Tiamin tedavisi ile WA’nın progresyonu engellenmekte, varolan bulgularda ise hızla düzelme gözlenmektedir. Tedavinin erken başlanması ile strüktürel lezyonların gelişimi büyük oranda engellenebilmektedir. Victor, Adams ve Collins’in geniş serisinde ilk üç hafta içinde % 17 oranında mortalite saptanmıştır. Primer ölüm nedeni infeksiyondur (pnömoni, akciğer tüberkülozu ve sepsis). Ayrıca dekompanse karaciğer hastalığı ve portal siroz da ölüme neden olmaktadır. Tiamin eksikliğinin ileri safhasında hastalarda stupor ve koma gelişmektedir. Bu hastaların bir bölümü WA koması sonucu kaybedilmektedir (Victor, Adams ve Collins, 1971; Victor, 1976b). WA hastalarında koma ve hipotermi genellikle birlikte görülmektedir. Ilımlı hipotermide tiamin tedavisi ile ilk gün içinde düzelme gözlenmektedir.

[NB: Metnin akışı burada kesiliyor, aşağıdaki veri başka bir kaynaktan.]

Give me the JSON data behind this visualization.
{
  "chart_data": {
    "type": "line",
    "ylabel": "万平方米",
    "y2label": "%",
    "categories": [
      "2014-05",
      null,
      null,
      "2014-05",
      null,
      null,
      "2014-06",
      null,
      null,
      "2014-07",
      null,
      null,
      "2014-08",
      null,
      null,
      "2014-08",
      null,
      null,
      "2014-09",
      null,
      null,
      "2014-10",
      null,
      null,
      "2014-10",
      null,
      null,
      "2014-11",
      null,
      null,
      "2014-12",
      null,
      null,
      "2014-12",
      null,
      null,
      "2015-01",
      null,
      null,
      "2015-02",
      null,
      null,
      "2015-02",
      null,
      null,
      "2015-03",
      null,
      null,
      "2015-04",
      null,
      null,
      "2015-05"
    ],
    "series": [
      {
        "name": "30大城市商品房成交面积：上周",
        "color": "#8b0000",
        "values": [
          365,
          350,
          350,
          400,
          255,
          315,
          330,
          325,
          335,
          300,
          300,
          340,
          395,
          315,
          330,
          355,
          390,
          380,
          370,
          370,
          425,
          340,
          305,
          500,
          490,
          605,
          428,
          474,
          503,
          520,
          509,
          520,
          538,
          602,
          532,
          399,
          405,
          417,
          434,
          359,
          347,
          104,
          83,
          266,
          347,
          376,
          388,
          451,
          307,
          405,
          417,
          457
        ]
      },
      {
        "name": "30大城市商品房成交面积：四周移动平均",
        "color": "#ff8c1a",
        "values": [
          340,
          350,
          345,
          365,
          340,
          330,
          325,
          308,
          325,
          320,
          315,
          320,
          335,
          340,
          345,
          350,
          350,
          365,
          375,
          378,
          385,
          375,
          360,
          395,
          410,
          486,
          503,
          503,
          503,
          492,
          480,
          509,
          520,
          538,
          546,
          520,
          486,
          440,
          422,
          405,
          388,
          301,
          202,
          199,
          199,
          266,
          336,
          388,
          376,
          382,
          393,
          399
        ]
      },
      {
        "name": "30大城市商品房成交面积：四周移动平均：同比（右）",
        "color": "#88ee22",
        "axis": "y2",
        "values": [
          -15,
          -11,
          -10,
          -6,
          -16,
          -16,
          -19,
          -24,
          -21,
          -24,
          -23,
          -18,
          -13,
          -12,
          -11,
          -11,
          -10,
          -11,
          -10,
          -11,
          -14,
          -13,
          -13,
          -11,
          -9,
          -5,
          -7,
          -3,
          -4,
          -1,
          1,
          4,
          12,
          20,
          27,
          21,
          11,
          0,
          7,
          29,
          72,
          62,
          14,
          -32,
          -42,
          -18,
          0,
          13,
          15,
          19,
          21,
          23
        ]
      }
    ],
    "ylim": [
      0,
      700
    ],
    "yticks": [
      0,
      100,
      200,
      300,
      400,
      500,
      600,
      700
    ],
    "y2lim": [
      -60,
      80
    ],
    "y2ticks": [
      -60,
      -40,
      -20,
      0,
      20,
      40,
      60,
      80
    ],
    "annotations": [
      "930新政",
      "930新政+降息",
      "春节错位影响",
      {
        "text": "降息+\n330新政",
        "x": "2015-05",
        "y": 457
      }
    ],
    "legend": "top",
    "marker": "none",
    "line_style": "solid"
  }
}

Ancak ağır hipotermide tiamine beklenen cevap alınamayıp, haftalarca sürdüğü gözlenebilmektedir (Kerslay ve Musso, 1980). 

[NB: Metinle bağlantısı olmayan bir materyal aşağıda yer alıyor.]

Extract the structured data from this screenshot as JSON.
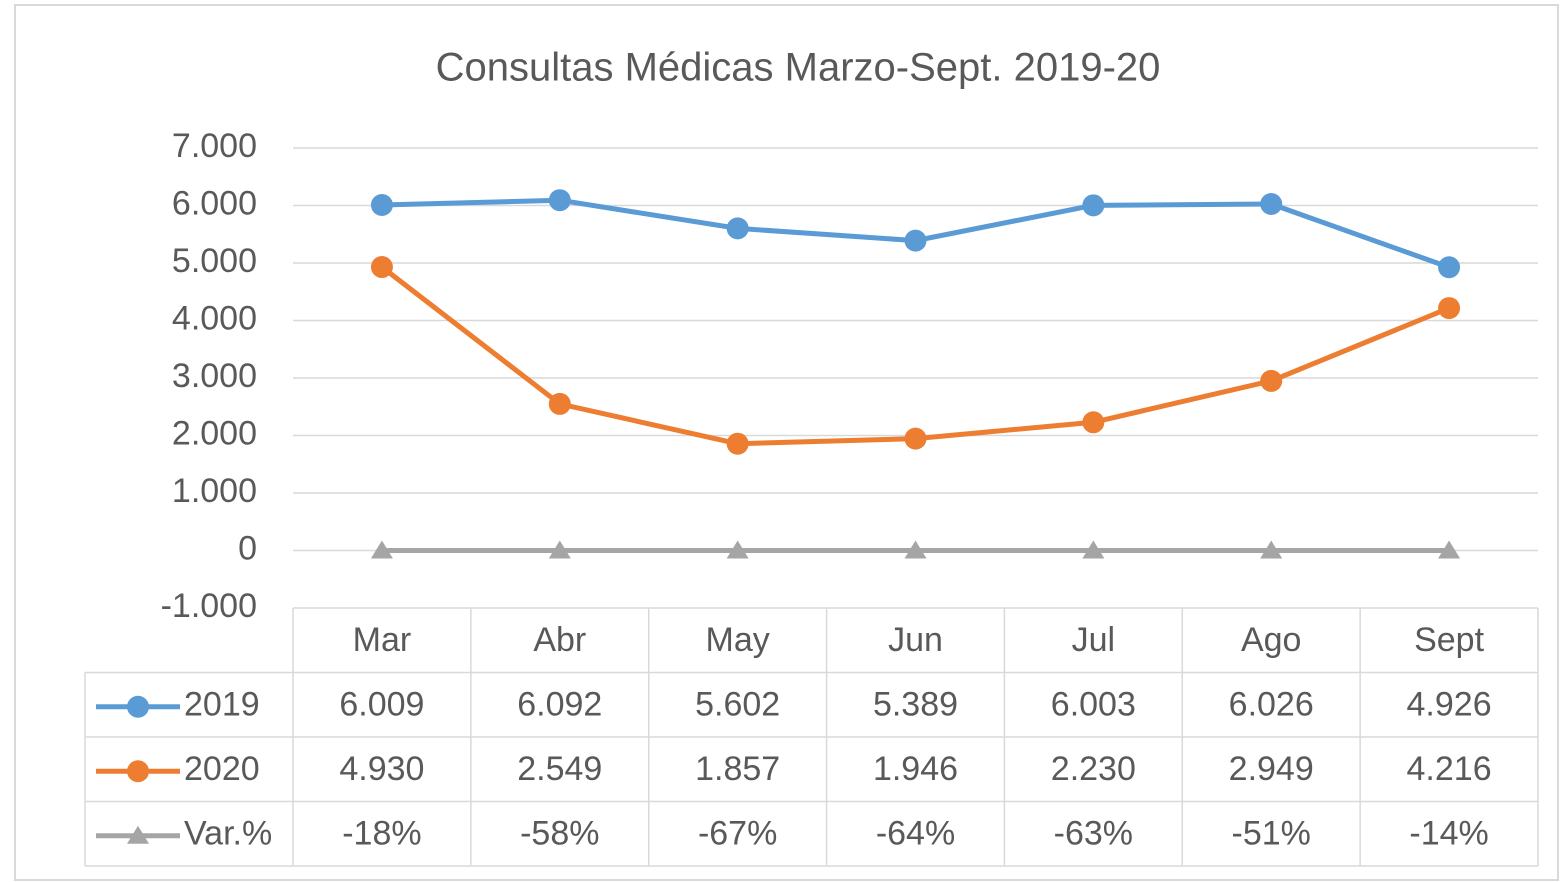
{
  "chart_data": {
    "type": "line",
    "title": "Consultas Médicas Marzo-Sept. 2019-20",
    "categories": [
      "Mar",
      "Abr",
      "May",
      "Jun",
      "Jul",
      "Ago",
      "Sept"
    ],
    "series": [
      {
        "name": "2019",
        "color": "#5b9bd5",
        "marker": "circle",
        "values": [
          6009,
          6092,
          5602,
          5389,
          6003,
          6026,
          4926
        ],
        "value_labels": [
          "6.009",
          "6.092",
          "5.602",
          "5.389",
          "6.003",
          "6.026",
          "4.926"
        ]
      },
      {
        "name": "2020",
        "color": "#ed7d31",
        "marker": "circle",
        "values": [
          4930,
          2549,
          1857,
          1946,
          2230,
          2949,
          4216
        ],
        "value_labels": [
          "4.930",
          "2.549",
          "1.857",
          "1.946",
          "2.230",
          "2.949",
          "4.216"
        ]
      },
      {
        "name": "Var.%",
        "color": "#a5a5a5",
        "marker": "triangle",
        "values": [
          -0.18,
          -0.58,
          -0.67,
          -0.64,
          -0.63,
          -0.51,
          -0.14
        ],
        "value_labels": [
          "-18%",
          "-58%",
          "-67%",
          "-64%",
          "-63%",
          "-51%",
          "-14%"
        ]
      }
    ],
    "ylim": [
      -1000,
      7000
    ],
    "yticks": [
      {
        "value": -1000,
        "label": "-1.000"
      },
      0,
      {
        "value": 1000,
        "label": "1.000"
      },
      {
        "value": 2000,
        "label": "2.000"
      },
      {
        "value": 3000,
        "label": "3.000"
      },
      {
        "value": 4000,
        "label": "4.000"
      },
      {
        "value": 5000,
        "label": "5.000"
      },
      {
        "value": 6000,
        "label": "6.000"
      },
      {
        "value": 7000,
        "label": "7.000"
      }
    ],
    "grid": true,
    "data_table": true
  }
}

Tiamin tedavisini takiben bakış paralizisinin hızla düzeldiği gözlenmektedir. Nistagmus ve atakside tedaviyle düzelme olmasına rağmen, hastaların yaklaşık % 60’ında rezidüel bulgu olarak kalmaktadırlar. Özellikle ataksilerinde ilk haftada düzelme başlamayan hastalarda daha sonrasında tam düzelme olmamaktadır. Global konfüzyonel durumda okuler ve ataksik bulgularla birlikte düzelmekte ancak % 80’ninde amnestik tablo kalıcı olmaktadır. KS’de ise pek fazla düzelme gözlenmemektedir. Hastalarda gözlenen düzelme ise yavaş ve düzensizdir. Amnestik tablolarda düzelme ilk bir yıl içinde gözlenmektedir. Tam düzelme konfüzyonel durumu hızla gerileyen hastaların  bir bölümünde gözlenmektedir (Victor, Adams ve Collins, 1971).

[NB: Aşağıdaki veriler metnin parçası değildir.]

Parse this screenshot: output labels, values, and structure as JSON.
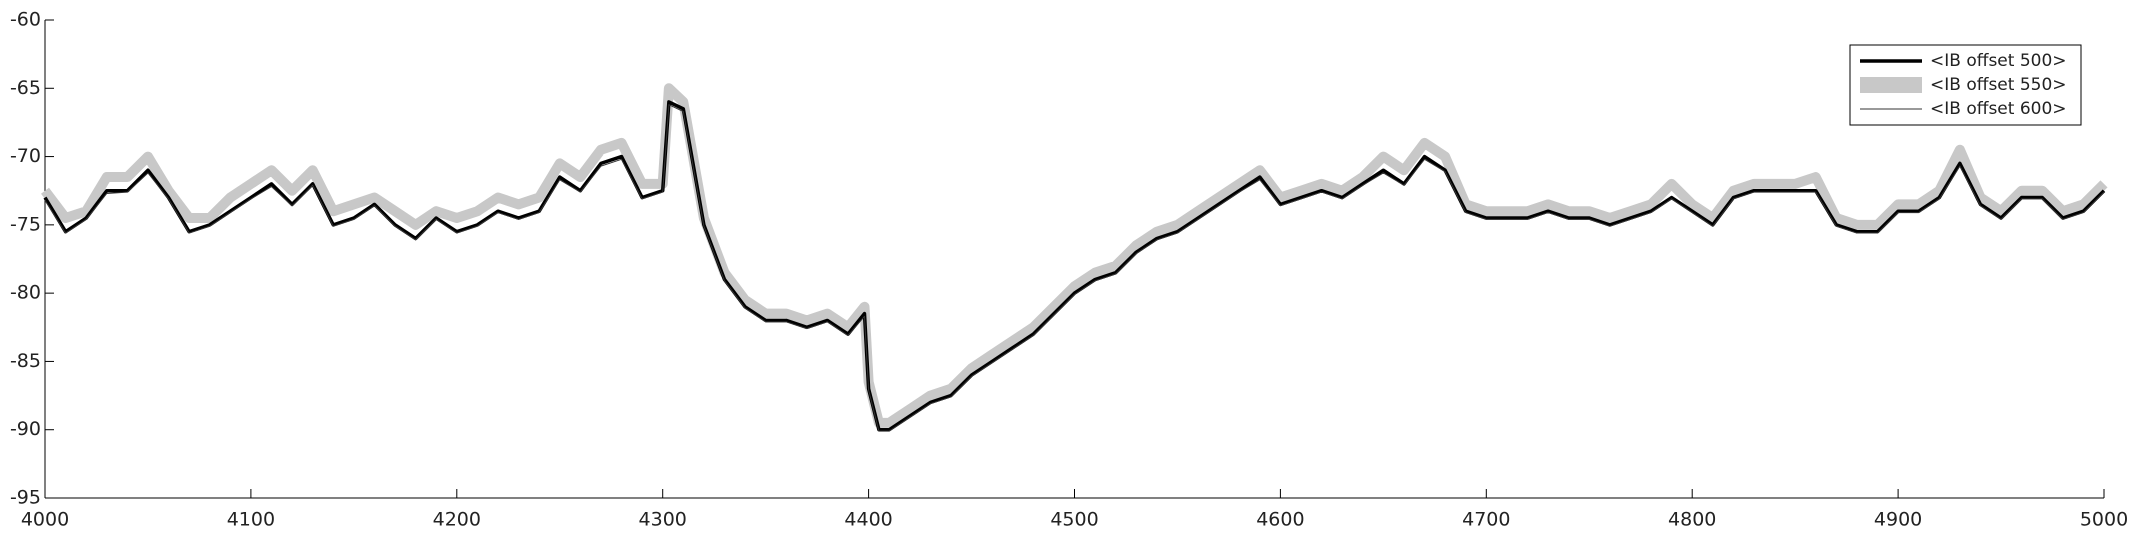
{
  "chart_data": {
    "type": "line",
    "x": [
      4000,
      4010,
      4020,
      4030,
      4040,
      4050,
      4060,
      4070,
      4080,
      4090,
      4100,
      4110,
      4120,
      4130,
      4140,
      4150,
      4160,
      4170,
      4180,
      4190,
      4200,
      4210,
      4220,
      4230,
      4240,
      4250,
      4260,
      4270,
      4280,
      4290,
      4300,
      4303,
      4310,
      4320,
      4330,
      4340,
      4350,
      4360,
      4370,
      4380,
      4390,
      4398,
      4400,
      4405,
      4410,
      4420,
      4430,
      4440,
      4450,
      4460,
      4470,
      4480,
      4490,
      4500,
      4510,
      4520,
      4530,
      4540,
      4550,
      4560,
      4570,
      4580,
      4590,
      4600,
      4610,
      4620,
      4630,
      4640,
      4650,
      4660,
      4670,
      4680,
      4690,
      4700,
      4710,
      4720,
      4730,
      4740,
      4750,
      4760,
      4770,
      4780,
      4790,
      4800,
      4810,
      4820,
      4830,
      4840,
      4850,
      4860,
      4870,
      4880,
      4890,
      4900,
      4910,
      4920,
      4930,
      4940,
      4950,
      4960,
      4970,
      4980,
      4990,
      5000
    ],
    "series": [
      {
        "name": "<IB offset 550>",
        "color": "#c8c8c8",
        "linewidth": 10,
        "values": [
          -72.5,
          -74.5,
          -74,
          -71.5,
          -71.5,
          -70,
          -72.5,
          -74.5,
          -74.5,
          -73,
          -72,
          -71,
          -72.5,
          -71,
          -74,
          -73.5,
          -73,
          -74,
          -75,
          -74,
          -74.5,
          -74,
          -73,
          -73.5,
          -73,
          -70.5,
          -71.5,
          -69.5,
          -69,
          -72,
          -72,
          -65,
          -66,
          -74.5,
          -78.5,
          -80.5,
          -81.5,
          -81.5,
          -82,
          -81.5,
          -82.5,
          -81,
          -86.5,
          -89.5,
          -89.5,
          -88.5,
          -87.5,
          -87,
          -85.5,
          -84.5,
          -83.5,
          -82.5,
          -81,
          -79.5,
          -78.5,
          -78,
          -76.5,
          -75.5,
          -75,
          -74,
          -73,
          -72,
          -71,
          -73,
          -72.5,
          -72,
          -72.5,
          -71.5,
          -70,
          -71,
          -69,
          -70,
          -73.5,
          -74,
          -74,
          -74,
          -73.5,
          -74,
          -74,
          -74.5,
          -74,
          -73.5,
          -72,
          -73.5,
          -74.5,
          -72.5,
          -72,
          -72,
          -72,
          -71.5,
          -74.5,
          -75,
          -75,
          -73.5,
          -73.5,
          -72.5,
          -69.5,
          -73,
          -74,
          -72.5,
          -72.5,
          -74,
          -73.5,
          -72
        ]
      },
      {
        "name": "<IB offset 500>",
        "color": "#000000",
        "linewidth": 3.5,
        "values": [
          -73,
          -75.5,
          -74.5,
          -72.5,
          -72.5,
          -71,
          -73,
          -75.5,
          -75,
          -74,
          -73,
          -72,
          -73.5,
          -72,
          -75,
          -74.5,
          -73.5,
          -75,
          -76,
          -74.5,
          -75.5,
          -75,
          -74,
          -74.5,
          -74,
          -71.5,
          -72.5,
          -70.5,
          -70,
          -73,
          -72.5,
          -66,
          -66.5,
          -75,
          -79,
          -81,
          -82,
          -82,
          -82.5,
          -82,
          -83,
          -81.5,
          -87,
          -90,
          -90,
          -89,
          -88,
          -87.5,
          -86,
          -85,
          -84,
          -83,
          -81.5,
          -80,
          -79,
          -78.5,
          -77,
          -76,
          -75.5,
          -74.5,
          -73.5,
          -72.5,
          -71.5,
          -73.5,
          -73,
          -72.5,
          -73,
          -72,
          -71,
          -72,
          -70,
          -71,
          -74,
          -74.5,
          -74.5,
          -74.5,
          -74,
          -74.5,
          -74.5,
          -75,
          -74.5,
          -74,
          -73,
          -74,
          -75,
          -73,
          -72.5,
          -72.5,
          -72.5,
          -72.5,
          -75,
          -75.5,
          -75.5,
          -74,
          -74,
          -73,
          -70.5,
          -73.5,
          -74.5,
          -73,
          -73,
          -74.5,
          -74,
          -72.5
        ]
      },
      {
        "name": "<IB offset 600>",
        "color": "#333333",
        "linewidth": 1,
        "values": [
          -73.2,
          -75.6,
          -74.6,
          -72.7,
          -72.6,
          -71.2,
          -73.1,
          -75.6,
          -75.1,
          -74.1,
          -73.1,
          -72.2,
          -73.6,
          -72.1,
          -75.1,
          -74.6,
          -73.6,
          -75.1,
          -76.1,
          -74.6,
          -75.6,
          -75.1,
          -74.1,
          -74.6,
          -74.1,
          -71.7,
          -72.6,
          -70.7,
          -70.2,
          -73.1,
          -72.6,
          -66.2,
          -66.7,
          -75.1,
          -79.1,
          -81.1,
          -82.1,
          -82.1,
          -82.6,
          -82.1,
          -83.1,
          -81.7,
          -87.1,
          -90.1,
          -90.1,
          -89.1,
          -88.1,
          -87.6,
          -86.1,
          -85.1,
          -84.1,
          -83.1,
          -81.6,
          -80.1,
          -79.1,
          -78.6,
          -77.1,
          -76.1,
          -75.6,
          -74.6,
          -73.6,
          -72.6,
          -71.7,
          -73.6,
          -73.1,
          -72.6,
          -73.1,
          -72.1,
          -71.2,
          -72.1,
          -70.2,
          -71.1,
          -74.1,
          -74.6,
          -74.6,
          -74.6,
          -74.1,
          -74.6,
          -74.6,
          -75.1,
          -74.6,
          -74.1,
          -73.1,
          -74.1,
          -75.1,
          -73.1,
          -72.6,
          -72.6,
          -72.6,
          -72.6,
          -75.1,
          -75.6,
          -75.6,
          -74.1,
          -74.1,
          -73.1,
          -70.7,
          -73.6,
          -74.6,
          -73.1,
          -73.1,
          -74.6,
          -74.1,
          -72.6
        ]
      }
    ],
    "legend_order": [
      1,
      0,
      2
    ],
    "xlim": [
      4000,
      5000
    ],
    "xticks": [
      4000,
      4100,
      4200,
      4300,
      4400,
      4500,
      4600,
      4700,
      4800,
      4900,
      5000
    ],
    "ylim": [
      -95,
      -60
    ],
    "yticks": [
      -95,
      -90,
      -85,
      -80,
      -75,
      -70,
      -65,
      -60
    ],
    "grid": false,
    "legend": "upper right"
  }
}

KS’de nörokimyasal etkilenmeler ile ilgili çalışmalar halen devam etmektedir. Nörotransmitter manipulasyonu ile sekel tedavisinde, bazı araştırmacılar klonidin ile noradrenerjik fonksiyonda, fluvoksaminle de serotonerjik sistem üzerinden olumlu sonuçlar aldıklarını bildirmişlerdir. Martin ve ark. (1995), KS’li hastalara plasebo kontrollü olarak 200 mg/gün fluvoksamin kullanmışlar ve BOS’da seratonin metaboliti  5-HIAA düzeyinde azalma ile korele olarak hastaların Wechsler Memory Skalasında düzelme gözlemlemişlerdir. Kopelman’ın (1995) aktardığına göre O’Donnell ve ark. 1986 yılındaki çalışmalarında, altı KS’li hastada bir haftalık adrenerjik agonist (metilfenidat) kullanımını takiben sözel bellek testlerinde anlamlı iyileşme bildirmişlerdir.   McEntee ve Mair (1979), altı KS’li hastada klonidin (alfa-noradrenerjik agonist) ile bellekte anlamlı iyileşme gözlemlemişlerdir. Ancak daha sonraki çalışmalarda benzer olumlu sonuç elde edilememiştir. Sonuç olarak nörotransmitterlerin KS’de kullanımı konusunda tam ortaklaşılmış uygulamalar yoktur.